Leaving Sucre to a bystander to take him to a hospital, Michael chases T-Bag to a shack by a river. The two fight before Michael stabs T-Bag in his right arm and nails it to the floor. The police arrive at the shack, the police arrest T-Bag. After Michael leaves with the money and returns to the 'Christina Rose' to find his brother missing.
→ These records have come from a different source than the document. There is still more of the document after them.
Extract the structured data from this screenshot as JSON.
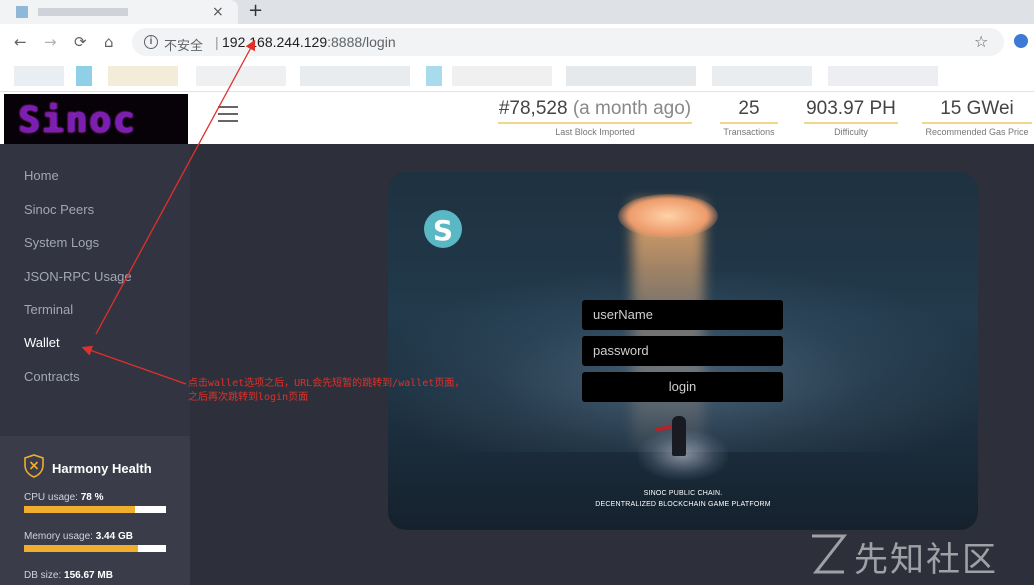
{
  "browser": {
    "tab_close": "×",
    "new_tab": "+",
    "nav": {
      "back": "←",
      "forward": "→",
      "reload": "⟳",
      "home": "⌂"
    },
    "info_glyph": "i",
    "insecure_label": "不安全",
    "separator": "|",
    "url_host": "192.168.244.129",
    "url_path": ":8888/login",
    "star": "☆"
  },
  "header": {
    "logo_text": "Sinoc",
    "stats": [
      {
        "value": "#78,528",
        "suffix": " (a month ago)",
        "label": "Last Block Imported"
      },
      {
        "value": "25",
        "label": "Transactions"
      },
      {
        "value": "903.97 PH",
        "label": "Difficulty"
      },
      {
        "value": "15 GWei",
        "label": "Recommended Gas Price"
      }
    ]
  },
  "sidebar": {
    "items": [
      {
        "label": "Home"
      },
      {
        "label": "Sinoc Peers"
      },
      {
        "label": "System Logs"
      },
      {
        "label": "JSON-RPC Usage"
      },
      {
        "label": "Terminal"
      },
      {
        "label": "Wallet",
        "active": true
      },
      {
        "label": "Contracts"
      }
    ],
    "health": {
      "title": "Harmony Health",
      "cpu_label": "CPU usage:",
      "cpu_value": "78 %",
      "cpu_fraction": 0.78,
      "memory_label": "Memory usage:",
      "memory_value": "3.44 GB",
      "memory_fraction": 0.8,
      "db_label": "DB size:",
      "db_value": "156.67 MB"
    }
  },
  "login": {
    "username_placeholder": "userName",
    "password_placeholder": "password",
    "button_label": "login",
    "logo_letter": "S",
    "tagline_line1": "SINOC PUBLIC CHAIN.",
    "tagline_line2": "DECENTRALIZED BLOCKCHAIN GAME PLATFORM"
  },
  "annotation": {
    "line1": "点击wallet选项之后，URL会先短暂的跳转到/wallet页面，",
    "line2": "之后再次跳转到login页面",
    "color": "#e0302a"
  },
  "watermark": {
    "text": "先知社区"
  },
  "colors": {
    "accent_bar": "#f0ad2e",
    "sidebar_bg": "#323541",
    "main_bg": "#2d303b"
  }
}
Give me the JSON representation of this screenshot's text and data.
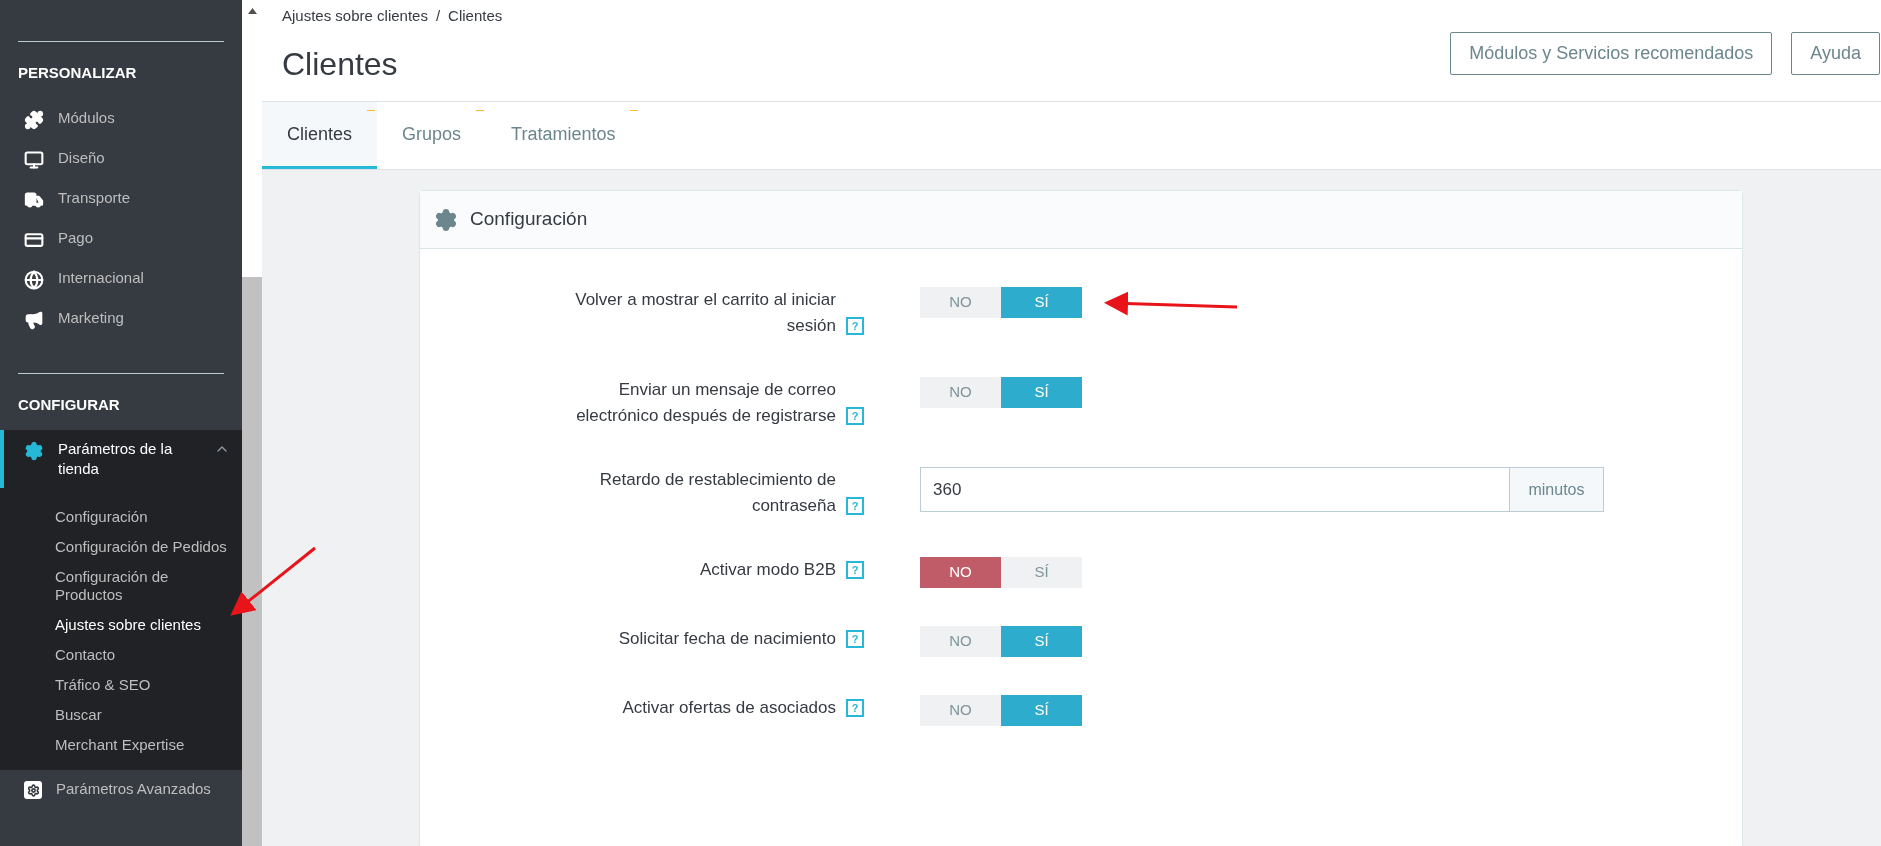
{
  "sidebar": {
    "sections": [
      {
        "title": "PERSONALIZAR",
        "items": [
          {
            "label": "Módulos",
            "selected": false
          },
          {
            "label": "Diseño",
            "selected": false
          },
          {
            "label": "Transporte",
            "selected": false
          },
          {
            "label": "Pago",
            "selected": false
          },
          {
            "label": "Internacional",
            "selected": false
          },
          {
            "label": "Marketing",
            "selected": false
          }
        ]
      },
      {
        "title": "CONFIGURAR",
        "items": [
          {
            "label": "Parámetros de la tienda",
            "selected": true,
            "expanded": true,
            "children": [
              {
                "label": "Configuración",
                "selected": false
              },
              {
                "label": "Configuración de Pedidos",
                "selected": false
              },
              {
                "label": "Configuración de Productos",
                "selected": false
              },
              {
                "label": "Ajustes sobre clientes",
                "selected": true
              },
              {
                "label": "Contacto",
                "selected": false
              },
              {
                "label": "Tráfico & SEO",
                "selected": false
              },
              {
                "label": "Buscar",
                "selected": false
              },
              {
                "label": "Merchant Expertise",
                "selected": false
              }
            ]
          },
          {
            "label": "Parámetros Avanzados",
            "selected": false
          }
        ]
      }
    ]
  },
  "breadcrumb": [
    "Ajustes sobre clientes",
    "Clientes"
  ],
  "breadcrumb_separator": "/",
  "page_title": "Clientes",
  "header_buttons": [
    "Módulos y Servicios recomendados",
    "Ayuda"
  ],
  "tabs": [
    {
      "label": "Clientes",
      "selected": true
    },
    {
      "label": "Grupos",
      "selected": false
    },
    {
      "label": "Tratamientos",
      "selected": false
    }
  ],
  "panel": {
    "title": "Configuración",
    "rows": [
      {
        "kind": "toggle",
        "label": "Volver a mostrar el carrito al iniciar sesión",
        "help": "?",
        "options": [
          {
            "label": "NO",
            "selected": false
          },
          {
            "label": "SÍ",
            "selected": true
          }
        ]
      },
      {
        "kind": "toggle",
        "label": "Enviar un mensaje de correo electrónico después de registrarse",
        "help": "?",
        "options": [
          {
            "label": "NO",
            "selected": false
          },
          {
            "label": "SÍ",
            "selected": true
          }
        ]
      },
      {
        "kind": "input",
        "label": "Retardo de restablecimiento de contraseña",
        "help": "?",
        "value": "360",
        "suffix": "minutos"
      },
      {
        "kind": "toggle",
        "label": "Activar modo B2B",
        "help": "?",
        "options": [
          {
            "label": "NO",
            "selected": true
          },
          {
            "label": "SÍ",
            "selected": false
          }
        ]
      },
      {
        "kind": "toggle",
        "label": "Solicitar fecha de nacimiento",
        "help": "?",
        "options": [
          {
            "label": "NO",
            "selected": false
          },
          {
            "label": "SÍ",
            "selected": true
          }
        ]
      },
      {
        "kind": "toggle",
        "label": "Activar ofertas de asociados",
        "help": "?",
        "options": [
          {
            "label": "NO",
            "selected": false
          },
          {
            "label": "SÍ",
            "selected": true
          }
        ]
      }
    ]
  }
}
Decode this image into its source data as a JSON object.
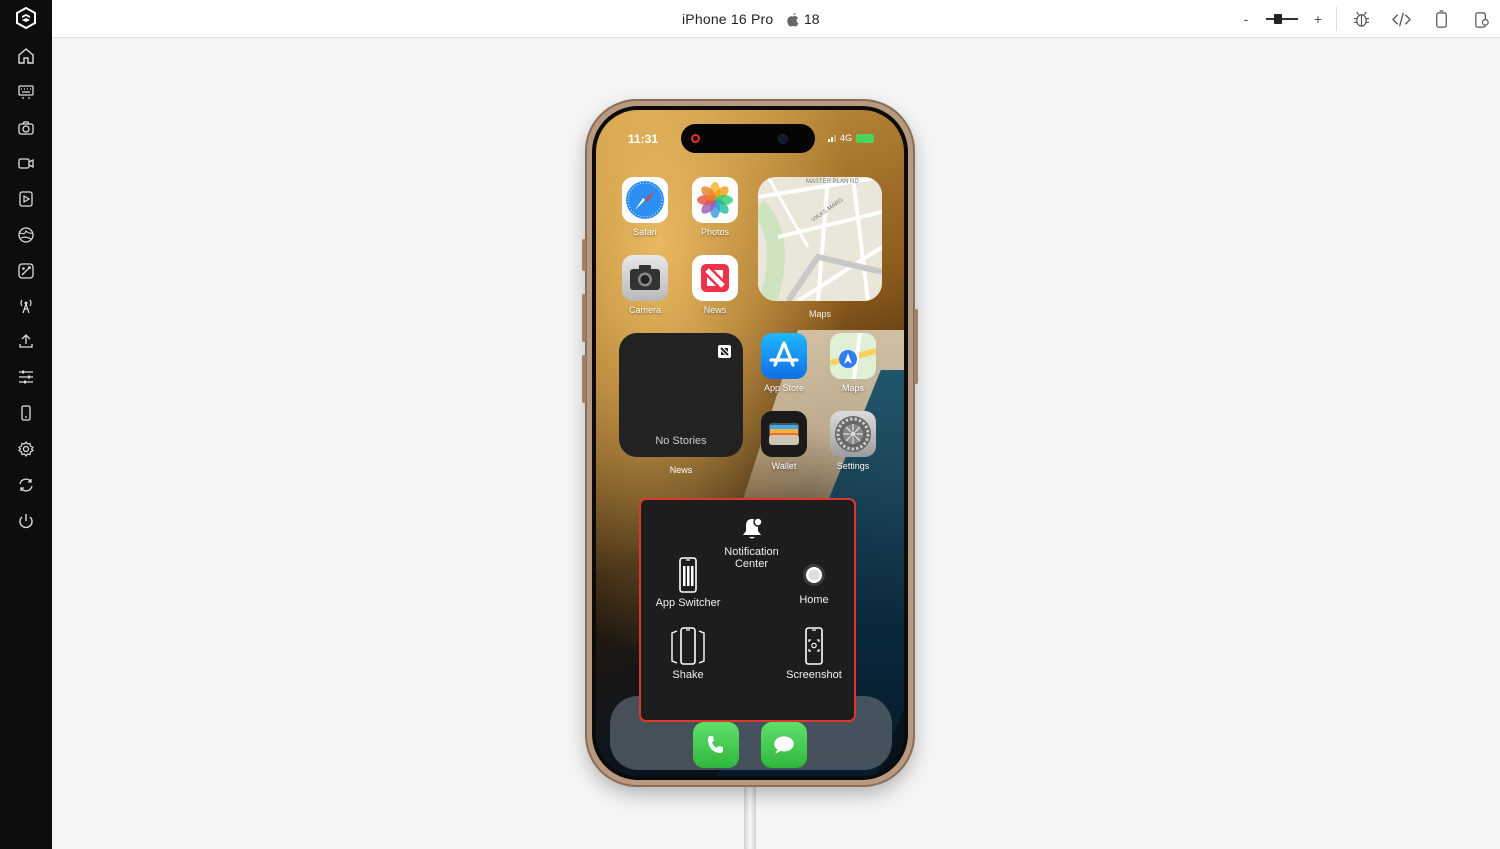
{
  "topbar": {
    "device_name": "iPhone 16 Pro",
    "os_version": "18",
    "zoom_out_label": "-",
    "zoom_in_label": "+",
    "zoom_level": 0.35
  },
  "sidebar": {
    "items": [
      {
        "icon": "home-icon"
      },
      {
        "icon": "keyboard-icon"
      },
      {
        "icon": "camera-icon"
      },
      {
        "icon": "video-icon"
      },
      {
        "icon": "media-play-icon"
      },
      {
        "icon": "globe-icon"
      },
      {
        "icon": "image-edit-icon"
      },
      {
        "icon": "antenna-icon"
      },
      {
        "icon": "upload-icon"
      },
      {
        "icon": "sliders-icon"
      },
      {
        "icon": "device-icon"
      },
      {
        "icon": "gear-icon"
      },
      {
        "icon": "sync-icon"
      },
      {
        "icon": "power-icon"
      }
    ]
  },
  "phone": {
    "status": {
      "time": "11:31",
      "network": "4G"
    },
    "apps": {
      "safari": "Safari",
      "photos": "Photos",
      "camera": "Camera",
      "news": "News",
      "appstore": "App Store",
      "maps": "Maps",
      "wallet": "Wallet",
      "settings": "Settings"
    },
    "maps_widget": {
      "label": "Maps",
      "street1": "MASTER PLAN RD",
      "street2": "VIKAS MARG"
    },
    "news_widget": {
      "text": "No Stories",
      "label": "News"
    }
  },
  "assistive_menu": {
    "notification_center": "Notification\nCenter",
    "app_switcher": "App Switcher",
    "home": "Home",
    "shake": "Shake",
    "screenshot": "Screenshot"
  },
  "colors": {
    "sidebar_bg": "#0d0d0d",
    "highlight_border": "#e0362b",
    "page_bg": "#f5f5f5"
  }
}
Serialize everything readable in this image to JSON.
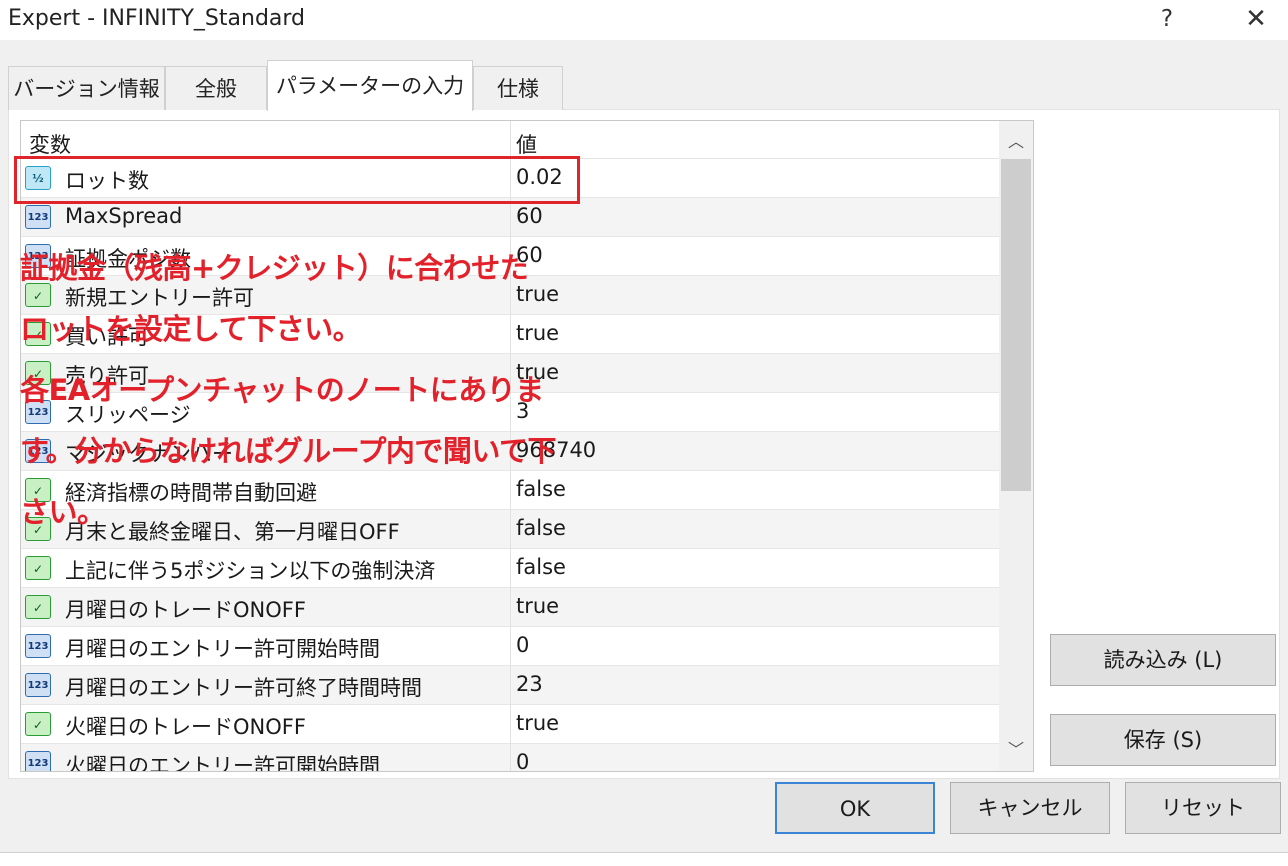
{
  "window": {
    "title": "Expert - INFINITY_Standard",
    "help_label": "?",
    "close_label": "✕"
  },
  "tabs": [
    {
      "label": "バージョン情報"
    },
    {
      "label": "全般"
    },
    {
      "label": "パラメーターの入力"
    },
    {
      "label": "仕様"
    }
  ],
  "grid": {
    "header_name": "変数",
    "header_value": "値",
    "rows": [
      {
        "name": "ロット数",
        "value": "0.02",
        "icon": "half-icon",
        "glyph": "½"
      },
      {
        "name": "MaxSpread",
        "value": "60",
        "icon": "number-icon",
        "glyph": "123"
      },
      {
        "name": "証拠金ポジ数",
        "value": "60",
        "icon": "number-icon",
        "glyph": "123"
      },
      {
        "name": "新規エントリー許可",
        "value": "true",
        "icon": "bool-icon",
        "glyph": "✓"
      },
      {
        "name": "買い許可",
        "value": "true",
        "icon": "bool-icon",
        "glyph": "✓"
      },
      {
        "name": "売り許可",
        "value": "true",
        "icon": "bool-icon",
        "glyph": "✓"
      },
      {
        "name": "スリッページ",
        "value": "3",
        "icon": "number-icon",
        "glyph": "123"
      },
      {
        "name": "マジックナンバー",
        "value": "968740",
        "icon": "number-icon",
        "glyph": "123"
      },
      {
        "name": "経済指標の時間帯自動回避",
        "value": "false",
        "icon": "bool-icon",
        "glyph": "✓"
      },
      {
        "name": "月末と最終金曜日、第一月曜日OFF",
        "value": "false",
        "icon": "bool-icon",
        "glyph": "✓"
      },
      {
        "name": "上記に伴う5ポジション以下の強制決済",
        "value": "false",
        "icon": "bool-icon",
        "glyph": "✓"
      },
      {
        "name": "月曜日のトレードONOFF",
        "value": "true",
        "icon": "bool-icon",
        "glyph": "✓"
      },
      {
        "name": "月曜日のエントリー許可開始時間",
        "value": "0",
        "icon": "number-icon",
        "glyph": "123"
      },
      {
        "name": "月曜日のエントリー許可終了時間時間",
        "value": "23",
        "icon": "number-icon",
        "glyph": "123"
      },
      {
        "name": "火曜日のトレードONOFF",
        "value": "true",
        "icon": "bool-icon",
        "glyph": "✓"
      },
      {
        "name": "火曜日のエントリー許可開始時間",
        "value": "0",
        "icon": "number-icon",
        "glyph": "123"
      }
    ]
  },
  "annotation": {
    "lines": [
      "証拠金（残高+クレジット）に合わせた",
      "ロットを設定して下さい。",
      "各EAオープンチャットのノートにありま",
      "す。分からなければグループ内で聞いて下",
      "さい。"
    ]
  },
  "buttons": {
    "load": "読み込み (L)",
    "save": "保存 (S)",
    "ok": "OK",
    "cancel": "キャンセル",
    "reset": "リセット"
  },
  "colors": {
    "annotation_red": "#e3212b",
    "focus_blue": "#3c85d6"
  }
}
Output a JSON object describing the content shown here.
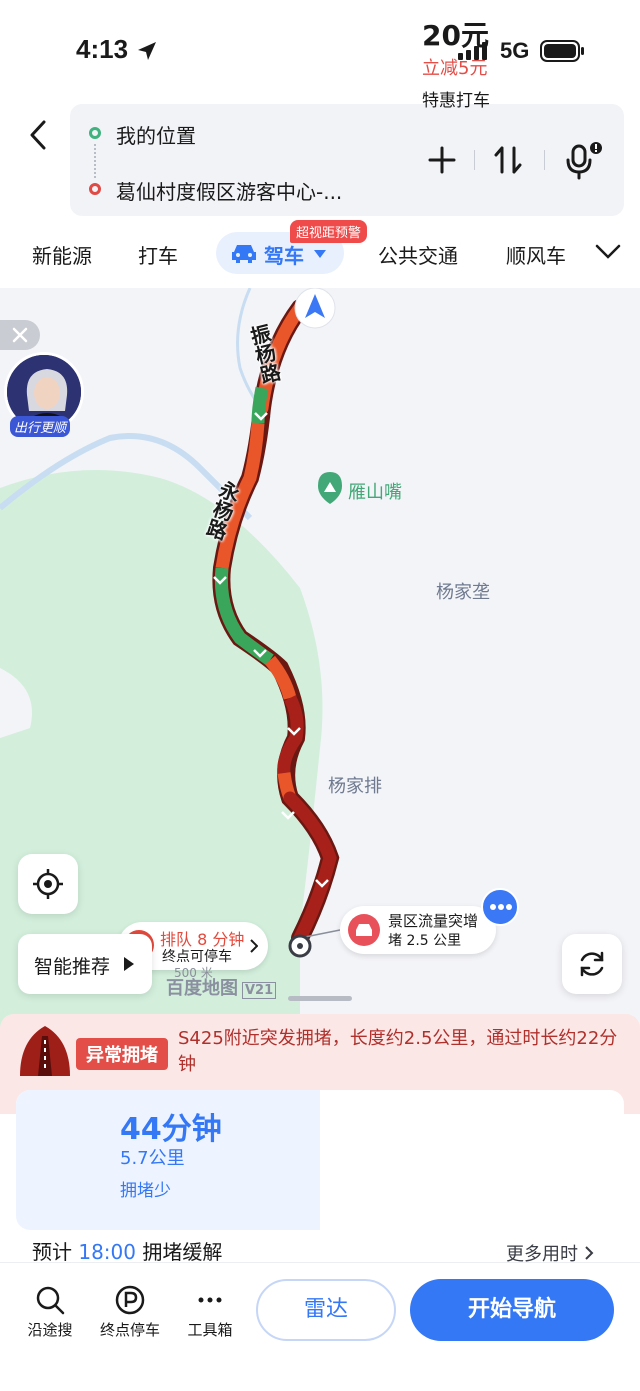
{
  "status_bar": {
    "time": "4:13",
    "network": "5G"
  },
  "route": {
    "from": "我的位置",
    "to": "葛仙村度假区游客中心-..."
  },
  "tabs": [
    {
      "label": "新能源"
    },
    {
      "label": "打车"
    },
    {
      "label": "驾车",
      "active": true
    },
    {
      "label": "公共交通"
    },
    {
      "label": "顺风车"
    }
  ],
  "tab_badge": "超视距预警",
  "map": {
    "road_labels": [
      "振杨路",
      "永杨路"
    ],
    "poi": "雁山嘴",
    "places": [
      "杨家垄",
      "杨家排"
    ],
    "avatar_caption": "出行更顺",
    "queue": {
      "line1": "排队 8 分钟",
      "line2": "终点可停车"
    },
    "jam": {
      "line1": "景区流量突增",
      "line2": "堵 2.5 公里"
    },
    "smart_recommend": "智能推荐",
    "scale": "500 米",
    "brand": "百度地图",
    "brand_version": "V21"
  },
  "alert": {
    "tag": "异常拥堵",
    "text": "S425附近突发拥堵，长度约2.5公里，通过时长约22分钟"
  },
  "options": {
    "drive": {
      "time": "44分钟",
      "distance": "5.7公里",
      "tag": "拥堵少"
    },
    "taxi": {
      "price": "20元",
      "discount": "立减5元",
      "label": "特惠打车"
    }
  },
  "forecast": {
    "prefix": "预计",
    "time": "18:00",
    "suffix": "拥堵缓解",
    "more": "更多用时"
  },
  "bottom": {
    "tools": [
      {
        "label": "沿途搜",
        "icon": "search-icon"
      },
      {
        "label": "终点停车",
        "icon": "parking-icon"
      },
      {
        "label": "工具箱",
        "icon": "more-icon"
      }
    ],
    "radar": "雷达",
    "start_nav": "开始导航"
  },
  "colors": {
    "accent": "#3478f6",
    "jam_red": "#a8201a",
    "slow_orange": "#e8562a",
    "smooth_green": "#3aa65c",
    "alert_bg": "#fbe7e6"
  }
}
As he attempts to make telephone inquiries to local hospitals to find Sucre, Michael receives a call from Lincoln. Lincoln tells Michael that he is sorry before giving Mahone the phone. Mahone tells Michael that he had captured Lincoln and that he needs to disappear as well. He gives Michael an ultimatum; his ship and the five million dollars (his plan) for his brother's life.

==Reception==
On its original airdate, the episode was watched by an average of 8.01 million viewers, which was one of the lowest audience figures received by the series. In total viewership, the show was ranked behind ABC's Dancing With the Stars and a repeat episode of Deal or No Deal on NBC in its 8:00 pm timeslot. Overall, the episode obtained 5.2% household rating and 8% household share, with a 3.3/9 rating for the 18-49 demographic.